By Brendan Scanland
WASHINGTON, D.C. — It will be a pivotal year for tax policy as a 2017 Trump tax law is set to expire at the end of 2025.
Republicans on the House Ways and Means Subcommittee on Tax are working to extend and improve upon Trump-era tax policies from the 2017 Tax Cuts and Jobs act (TCJA).
Opponents to the law say it favored the rich and failed to deliver on its promise.
House Ways and Means Subcommittee on Tax Chairman, Rep. Mike Kelly (R- PA), disagrees. He says the TCJA brought businesses back to the U.S. with friendly tax policy, leading to increased revenue and a stronger economy.

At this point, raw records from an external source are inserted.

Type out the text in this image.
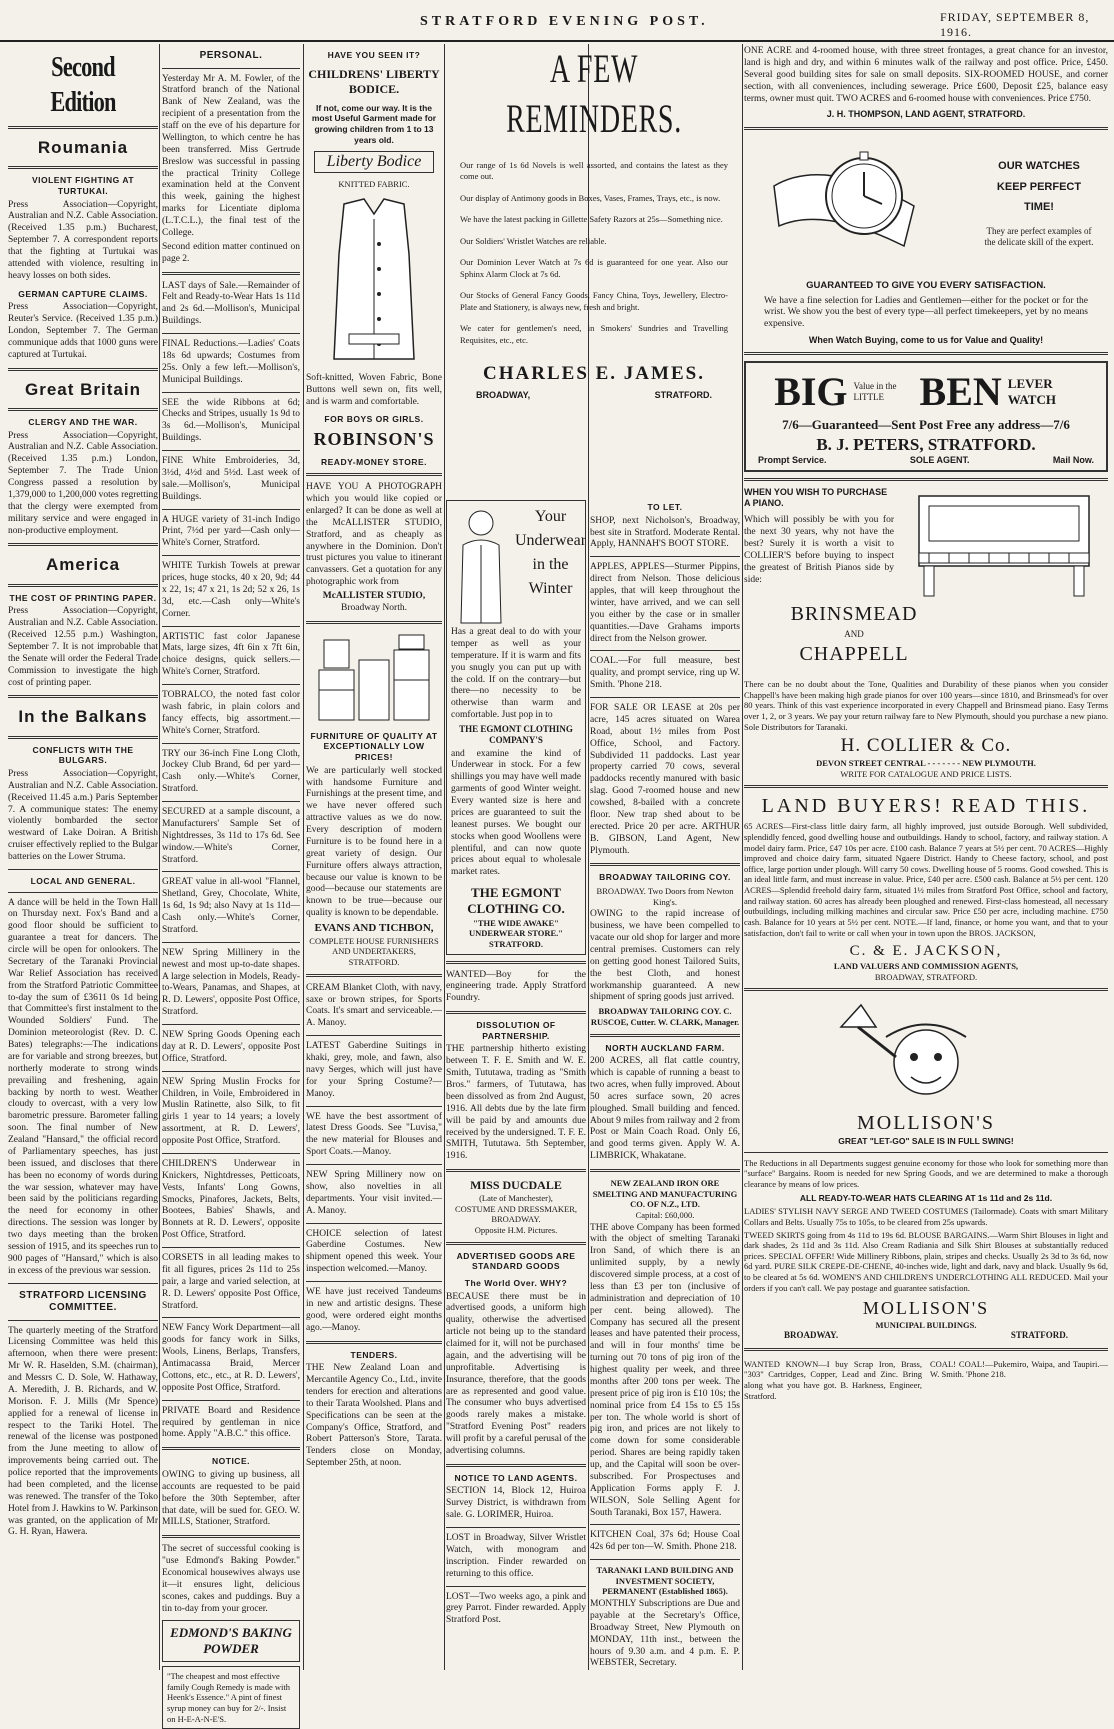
STRATFORD EVENING POST.	FRIDAY, SEPTEMBER 8, 1916.
Second Edition
Roumania
VIOLENT FIGHTING AT TURTUKAI.

Press Association—Copyright, Australian and N.Z. Cable Association. (Received 1.35 p.m.) Bucharest, September 7. A correspondent reports that the fighting at Turtukai was attended with violence, resulting in heavy losses on both sides.

GERMAN CAPTURE CLAIMS.

Press Association—Copyright, Reuter's Service. (Received 1.35 p.m.) London, September 7. The German communique adds that 1000 guns were captured at Turtukai.

Great Britain
CLERGY AND THE WAR.

Press Association—Copyright, Australian and N.Z. Cable Association. (Received 1.35 p.m.) London, September 7. The Trade Union Congress passed a resolution by 1,379,000 to 1,200,000 votes regretting that the clergy were exempted from military service and were engaged in non-productive employment.

America
THE COST OF PRINTING PAPER.

Press Association—Copyright, Australian and N.Z. Cable Association. (Received 12.55 p.m.) Washington, September 7. It is not improbable that the Senate will order the Federal Trade Commission to investigate the high cost of printing paper.

In the Balkans
CONFLICTS WITH THE BULGARS.

Press Association—Copyright, Australian and N.Z. Cable Association. (Received 11.45 a.m.) Paris September 7. A communique states: The enemy violently bombarded the sector westward of Lake Doiran. A British cruiser effectively replied to the Bulgar batteries on the Lower Struma.

LOCAL AND GENERAL.

A dance will be held in the Town Hall on Thursday next. Fox's Band and a good floor should be sufficient to guarantee a treat for dancers. The circle will be open for onlookers. The Secretary of the Taranaki Provincial War Relief Association has received from the Stratford Patriotic Committee to-day the sum of £3611 0s 1d being that Committee's first instalment to the Wounded Soldiers' Fund. The Dominion meteorologist (Rev. D. C. Bates) telegraphs:—The indications are for variable and strong breezes, but northerly moderate to strong winds prevailing and freshening, again backing by north to west. Weather cloudy to overcast, with a very low barometric pressure. Barometer falling soon. The final number of New Zealand "Hansard," the official record of Parliamentary speeches, has just been issued, and discloses that there has been no economy of words during the war session, whatever may have been said by the politicians regarding the need for economy in other directions. The session was longer by two days meeting than the broken session of 1915, and its speeches run to 900 pages of "Hansard," which is also in excess of the previous war session.

STRATFORD LICENSING COMMITTEE.

The quarterly meeting of the Stratford Licensing Committee was held this afternoon, when there were present: Mr W. R. Haselden, S.M. (chairman), and Messrs C. D. Sole, W. Hathaway, A. Meredith, J. B. Richards, and W. Morison. F. J. Mills (Mr Spence) applied for a renewal of license in respect to the Tariki Hotel. The renewal of the license was postponed from the June meeting to allow of improvements being carried out. The police reported that the improvements had been completed, and the license was renewed. The transfer of the Toko Hotel from J. Hawkins to W. Parkinson was granted, on the application of Mr G. H. Ryan, Hawera.

PERSONAL.

Yesterday Mr A. M. Fowler, of the Stratford branch of the National Bank of New Zealand, was the recipient of a presentation from the staff on the eve of his departure for Wellington, to which centre he has been transferred. Miss Gertrude Breslow was successful in passing the practical Trinity College examination held at the Convent this week, gaining the highest marks for Licentiate diploma (L.T.C.L.), the final test of the College.

Second edition matter continued on page 2.

LAST days of Sale.—Remainder of Felt and Ready-to-Wear Hats 1s 11d and 2s 6d.—Mollison's, Municipal Buildings.

FINAL Reductions.—Ladies' Coats 18s 6d upwards; Costumes from 25s. Only a few left.—Mollison's, Municipal Buildings.

SEE the wide Ribbons at 6d; Checks and Stripes, usually 1s 9d to 3s 6d.—Mollison's, Municipal Buildings.

FINE White Embroideries, 3d, 3½d, 4½d and 5½d. Last week of sale.—Mollison's, Municipal Buildings.

A HUGE variety of 31-inch Indigo Print, 7½d per yard—Cash only—White's Corner, Stratford.

WHITE Turkish Towels at prewar prices, huge stocks, 40 x 20, 9d; 44 x 22, 1s; 47 x 21, 1s 2d; 52 x 26, 1s 3d, etc.—Cash only—White's Corner.

ARTISTIC fast color Japanese Mats, large sizes, 4ft 6in x 7ft 6in, choice designs, quick sellers.—White's Corner, Stratford.

TOBRALCO, the noted fast color wash fabric, in plain colors and fancy effects, big assortment.—White's Corner, Stratford.

TRY our 36-inch Fine Long Cloth, Jockey Club Brand, 6d per yard—Cash only.—White's Corner, Stratford.

SECURED at a sample discount, a Manufacturers' Sample Set of Nightdresses, 3s 11d to 17s 6d. See window.—White's Corner, Stratford.

GREAT value in all-wool "Flannel, Shetland, Grey, Chocolate, White, 1s 6d, 1s 9d; also Navy at 1s 11d—Cash only.—White's Corner, Stratford.

NEW Spring Millinery in the newest and most up-to-date shapes. A large selection in Models, Ready-to-Wears, Panamas, and Shapes, at R. D. Lewers', opposite Post Office, Stratford.

NEW Spring Goods Opening each day at R. D. Lewers', opposite Post Office, Stratford.

NEW Spring Muslin Frocks for Children, in Voile, Embroidered in Muslin Ratinette, also Silk, to fit girls 1 year to 14 years; a lovely assortment, at R. D. Lewers', opposite Post Office, Stratford.

CHILDREN'S Underwear in Knickers, Nightdresses, Petticoats, Vests, Infants' Long Gowns, Smocks, Pinafores, Jackets, Belts, Bootees, Babies' Shawls, and Bonnets at R. D. Lewers', opposite Post Office, Stratford.

CORSETS in all leading makes to fit all figures, prices 2s 11d to 25s pair, a large and varied selection, at R. D. Lewers' opposite Post Office, Stratford.

NEW Fancy Work Department—all goods for fancy work in Silks, Wools, Linens, Berlaps, Transfers, Antimacassa Braid, Mercer Cottons, etc., etc., at R. D. Lewers', opposite Post Office, Stratford.

PRIVATE Board and Residence required by gentleman in nice home. Apply "A.B.C." this office.

NOTICE.

OWING to giving up business, all accounts are requested to be paid before the 30th September, after that date, will be sued for. GEO. W. MILLS, Stationer, Stratford.

The secret of successful cooking is "use Edmond's Baking Powder." Economical housewives always use it—it ensures light, delicious scones, cakes and puddings. Buy a tin to-day from your grocer.

EDMOND'S BAKING POWDER
"The cheapest and most effective family Cough Remedy is made with Heenk's Essence." A pint of finest syrup money can buy for 2/-. Insist on H-E-A-N-E'S.
HAVE YOU SEEN IT?
CHILDRENS' LIBERTY BODICE.

If not, come our way. It is the most Useful Garment made for growing children from 1 to 13 years old.

Liberty Bodice
KNITTED FABRIC.

Soft-knitted, Woven Fabric, Bone Buttons well sewn on, fits well, and is warm and comfortable.

FOR BOYS OR GIRLS.
ROBINSON'S
READY-MONEY STORE.

HAVE YOU A PHOTOGRAPH which you would like copied or enlarged? It can be done as well at the McALLISTER STUDIO, Stratford, and as cheaply as anywhere in the Dominion. Don't trust pictures you value to itinerant canvassers. Get a quotation for any photographic work from

McALLISTER STUDIO,
Broadway North.
FURNITURE OF QUALITY AT EXCEPTIONALLY LOW PRICES!

We are particularly well stocked with handsome Furniture and Furnishings at the present time, and we have never offered such attractive values as we do now. Every description of modern Furniture is to be found here in a great variety of design. Our Furniture offers always attraction, because our value is known to be good—because our statements are known to be true—because our quality is known to be dependable.

EVANS AND TICHBON,
COMPLETE HOUSE FURNISHERS AND UNDERTAKERS,
STRATFORD.

CREAM Blanket Cloth, with navy, saxe or brown stripes, for Sports Coats. It's smart and serviceable.—A. Manoy.

LATEST Gaberdine Suitings in khaki, grey, mole, and fawn, also navy Serges, which will just have for your Spring Costume?—Manoy.

WE have the best assortment of latest Dress Goods. See "Luvisa," the new material for Blouses and Sport Coats.—Manoy.

NEW Spring Millinery now on show, also novelties in all departments. Your visit invited.—A. Manoy.

CHOICE selection of latest Gaberdine Costumes. New shipment opened this week. Your inspection welcomed.—Manoy.

WE have just received Tandeums in new and artistic designs. These good, were ordered eight months ago.—Manoy.

TENDERS.

THE New Zealand Loan and Mercantile Agency Co., Ltd., invite tenders for erection and alterations to their Tarata Woolshed. Plans and Specifications can be seen at the Company's Office, Stratford, and Robert Patterson's Store, Tarata. Tenders close on Monday, September 25th, at noon.

A FEW REMINDERS.

Our range of 1s 6d Novels is well assorted, and contains the latest as they come out.

Our display of Antimony goods in Boxes, Vases, Frames, Trays, etc., is now.

We have the latest packing in Gillette Safety Razors at 25s—Something nice.

Our Soldiers' Wristlet Watches are reliable.

Our Dominion Lever Watch at 7s 6d is guaranteed for one year. Also our Sphinx Alarm Clock at 7s 6d.

Our Stocks of General Fancy Goods, Fancy China, Toys, Jewellery, Electro-Plate and Stationery, is always new, fresh and bright.

We cater for gentlemen's need, in Smokers' Sundries and Travelling Requisites, etc., etc.

CHARLES E. JAMES.
BROADWAY,	STRATFORD.
Your Underwear in the Winter

Has a great deal to do with your temper as well as your temperature. If it is warm and fits you snugly you can put up with the cold. If on the contrary—but there—no necessity to be otherwise than warm and comfortable. Just pop in to

THE EGMONT CLOTHING COMPANY'S

and examine the kind of Underwear in stock. For a few shillings you may have well made garments of good Winter weight. Every wanted size is here and prices are guaranteed to suit the leanest purses. We bought our stocks when good Woollens were plentiful, and can now quote prices about equal to wholesale market rates.

THE EGMONT CLOTHING CO.
"THE WIDE AWAKE" UNDERWEAR STORE." STRATFORD.

WANTED—Boy for the engineering trade. Apply Stratford Foundry.

DISSOLUTION OF PARTNERSHIP.

THE partnership hitherto existing between T. F. E. Smith and W. E. Smith, Tututawa, trading as "Smith Bros." farmers, of Tututawa, has been dissolved as from 2nd August, 1916. All debts due by the late firm will be paid by and amounts due received by the undersigned. T. F. E. SMITH, Tututawa. 5th September, 1916.

MISS DUCDALE
(Late of Manchester),
COSTUME AND DRESSMAKER,
BROADWAY.
Opposite H.M. Pictures.
ADVERTISED GOODS ARE STANDARD GOODS
The World Over. WHY?

BECAUSE there must be in advertised goods, a uniform high quality, otherwise the advertised article not being up to the standard claimed for it, will not be purchased again, and the advertising will be unprofitable. Advertising is Insurance, therefore, that the goods are as represented and good value. The consumer who buys advertised goods rarely makes a mistake. "Stratford Evening Post" readers will profit by a careful perusal of the advertising columns.

NOTICE TO LAND AGENTS.

SECTION 14, Block 12, Huiroa Survey District, is withdrawn from sale. G. LORIMER, Huiroa.

LOST in Broadway, Silver Wristlet Watch, with monogram and inscription. Finder rewarded on returning to this office.

LOST—Two weeks ago, a pink and grey Parrot. Finder rewarded. Apply Stratford Post.

TO LET.

SHOP, next Nicholson's, Broadway, best site in Stratford. Moderate Rental. Apply, HANNAH'S BOOT STORE.

APPLES, APPLES—Sturmer Pippins, direct from Nelson. Those delicious apples, that will keep throughout the winter, have arrived, and we can sell you either by the case or in smaller quantities.—Dave Grahams imports direct from the Nelson grower.

COAL.—For full measure, best quality, and prompt service, ring up W. Smith. 'Phone 218.

FOR SALE OR LEASE at 20s per acre, 145 acres situated on Warea Road, about 1½ miles from Post Office, School, and Factory. Subdivided 11 paddocks. Last year property carried 70 cows, several paddocks recently manured with basic slag. Good 7-roomed house and new cowshed, 8-bailed with a concrete floor. New trap shed about to be erected. Price 20 per acre. ARTHUR B. GIBSON, Land Agent, New Plymouth.

BROADWAY TAILORING COY.
BROADWAY. Two Doors from Newton King's.

OWING to the rapid increase of business, we have been compelled to vacate our old shop for larger and more central premises. Customers can rely on getting good honest Tailored Suits, the best Cloth, and honest workmanship guaranteed. A new shipment of spring goods just arrived.

BROADWAY TAILORING COY. C. RUSCOE, Cutter. W. CLARK, Manager.

NORTH AUCKLAND FARM.

200 ACRES, all flat cattle country, which is capable of running a beast to two acres, when fully improved. About 50 acres surface sown, 20 acres ploughed. Small building and fenced. About 9 miles from railway and 2 from Post or Main Coach Road. Only £6, and good terms given. Apply W. A. LIMBRICK, Whakatane.

NEW ZEALAND IRON ORE SMELTING AND MANUFACTURING CO. OF N.Z., LTD.
Capital: £60,000.

THE above Company has been formed with the object of smelting Taranaki Iron Sand, of which there is an unlimited supply, by a newly discovered simple process, at a cost of less than £3 per ton (inclusive of administration and depreciation of 10 per cent. being allowed). The Company has secured all the present leases and have patented their process, and will in four months' time be turning out 70 tons of pig iron of the highest quality per week, and three months after 200 tons per week. The present price of pig iron is £10 10s; the nominal price from £4 15s to £5 15s per ton. The whole world is short of pig iron, and prices are not likely to come down for some considerable period. Shares are being rapidly taken up, and the Capital will soon be over-subscribed. For Prospectuses and Application Forms apply F. J. WILSON, Sole Selling Agent for South Taranaki, Box 157, Hawera.

KITCHEN Coal, 37s 6d; House Coal 42s 6d per ton—W. Smith. Phone 218.

TARANAKI LAND BUILDING AND INVESTMENT SOCIETY, PERMANENT (Established 1865).

MONTHLY Subscriptions are Due and payable at the Secretary's Office, Broadway Street, New Plymouth on MONDAY, 11th inst., between the hours of 9.30 a.m. and 4 p.m. E. P. WEBSTER, Secretary.

ONE ACRE and 4-roomed house, with three street frontages, a great chance for an investor, land is high and dry, and within 6 minutes walk of the railway and post office. Price, £450. Several good building sites for sale on small deposits. SIX-ROOMED HOUSE, and corner section, with all conveniences, including sewerage. Price £600, Deposit £25, balance easy terms, owner must quit. TWO ACRES and 6-roomed house with conveniences. Price £750.

J. H. THOMPSON, LAND AGENT, STRATFORD.
OUR WATCHES KEEP PERFECT TIME!
They are perfect examples of the delicate skill of the expert.
GUARANTEED TO GIVE YOU EVERY SATISFACTION.

We have a fine selection for Ladies and Gentlemen—either for the pocket or for the wrist. We show you the best of every type—all perfect timekeepers, yet by no means expensive.

When Watch Buying, come to us for Value and Quality!
BIG Value in the LITTLE BEN LEVER WATCH
7/6—Guaranteed—Sent Post Free any address—7/6
B. J. PETERS, STRATFORD.
Prompt Service.	SOLE AGENT.	Mail Now.
WHEN YOU WISH TO PURCHASE A PIANO.

Which will possibly be with you for the next 30 years, why not have the best? Surely it is worth a visit to COLLIER'S before buying to inspect the greatest of British Pianos side by side:

BRINSMEAD
AND
CHAPPELL

There can be no doubt about the Tone, Qualities and Durability of these pianos when you consider Chappell's have been making high grade pianos for over 100 years—since 1810, and Brinsmead's for over 80 years. Think of this vast experience incorporated in every Chappell and Brinsmead piano. Easy Terms over 1, 2, or 3 years. We pay your return railway fare to New Plymouth, should you purchase a new piano. Sole Distributors for Taranaki.

H. COLLIER & Co.
DEVON STREET CENTRAL - - - - - - - NEW PLYMOUTH.
WRITE FOR CATALOGUE AND PRICE LISTS.
LAND BUYERS! READ THIS.

65 ACRES—First-class little dairy farm, all highly improved, just outside Borough. Well subdivided, splendidly fenced, good dwelling house and outbuildings. Handy to school, factory, and railway station. A model dairy farm. Price, £47 10s per acre. £100 cash. Balance 7 years at 5½ per cent. 70 ACRES—Highly improved and choice dairy farm, situated Ngaere District. Handy to Cheese factory, school, and post office, large portion under plough. Will carry 50 cows. Dwelling house of 5 rooms. Good cowshed. This is an ideal little farm, and must increase in value. Price, £40 per acre. £500 cash. Balance at 5½ per cent. 120 ACRES—Splendid freehold dairy farm, situated 1½ miles from Stratford Post Office, school and factory, and railway station. 60 acres has already been ploughed and renewed. First-class homestead, all necessary outbuildings, including milking machines and circular saw. Price £50 per acre, including machine. £750 cash. Balance for 10 years at 5½ per cent. NOTE.—If land, finance, or home you want, and that to your satisfaction, don't fail to write or call when your in town upon the BROS. JACKSON,

C. & E. JACKSON,
LAND VALUERS AND COMMISSION AGENTS,
BROADWAY, STRATFORD.
MOLLISON'S
GREAT "LET-GO" SALE IS IN FULL SWING!

The Reductions in all Departments suggest genuine economy for those who look for something more than "surface" Bargains. Room is needed for new Spring Goods, and we are determined to make a thorough clearance by means of low prices.

ALL READY-TO-WEAR HATS CLEARING AT 1s 11d and 2s 11d.

LADIES' STYLISH NAVY SERGE AND TWEED COSTUMES (Tailormade). Coats with smart Military Collars and Belts. Usually 75s to 105s, to be cleared from 25s upwards.

TWEED SKIRTS going from 4s 11d to 19s 6d. BLOUSE BARGAINS.—Warm Shirt Blouses in light and dark shades, 2s 11d and 3s 11d. Also Cream Radiania and Silk Shirt Blouses at substantially reduced prices. SPECIAL OFFER! Wide Millinery Ribbons, plain, stripes and checks. Usually 2s 3d to 3s 6d, now 6d yard. PURE SILK CREPE-DE-CHENE, 40-inches wide, light and dark, navy and black. Usually 9s 6d, to be cleared at 5s 6d. WOMEN'S AND CHILDREN'S UNDERCLOTHING ALL REDUCED. Mail your orders if you can't call. We pay postage and guarantee satisfaction.

MOLLISON'S
MUNICIPAL BUILDINGS.
BROADWAY.	STRATFORD.

WANTED KNOWN—I buy Scrap Iron, Brass, "303" Cartridges, Copper, Lead and Zinc. Bring along what you have got. B. Harkness, Engineer, Stratford.

COAL! COAL!—Pukemiro, Waipa, and Taupiri.—W. Smith. 'Phone 218.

“We’re going to try to preserve as much of that as we can and make permanent, because of the ways of the scoring, it couldn’t be a ten-year program. It had to be a seven-year program, and that’s where we are right now. We’re coming to the sunset of that program,” said Kelly. “The question is, do you look at something that was so good and decide, no, or do you say, ‘okay, fine, it was really good. Let’s make it even better.’ Let’s make sure that we give the American people the advantages they need to have in a global economy right now that they can not only survive, but thrive. And that’s what we’re working on,” he added.
In 2017, a Republican-controlled Congress passed the TCJA. It was the largest tax code overhaul in nearly three decades. The law cut the corporate tax rate to 21%, doubled standard deductions, expanded the child tax credit and capped deductions for state and local taxes at $10,000.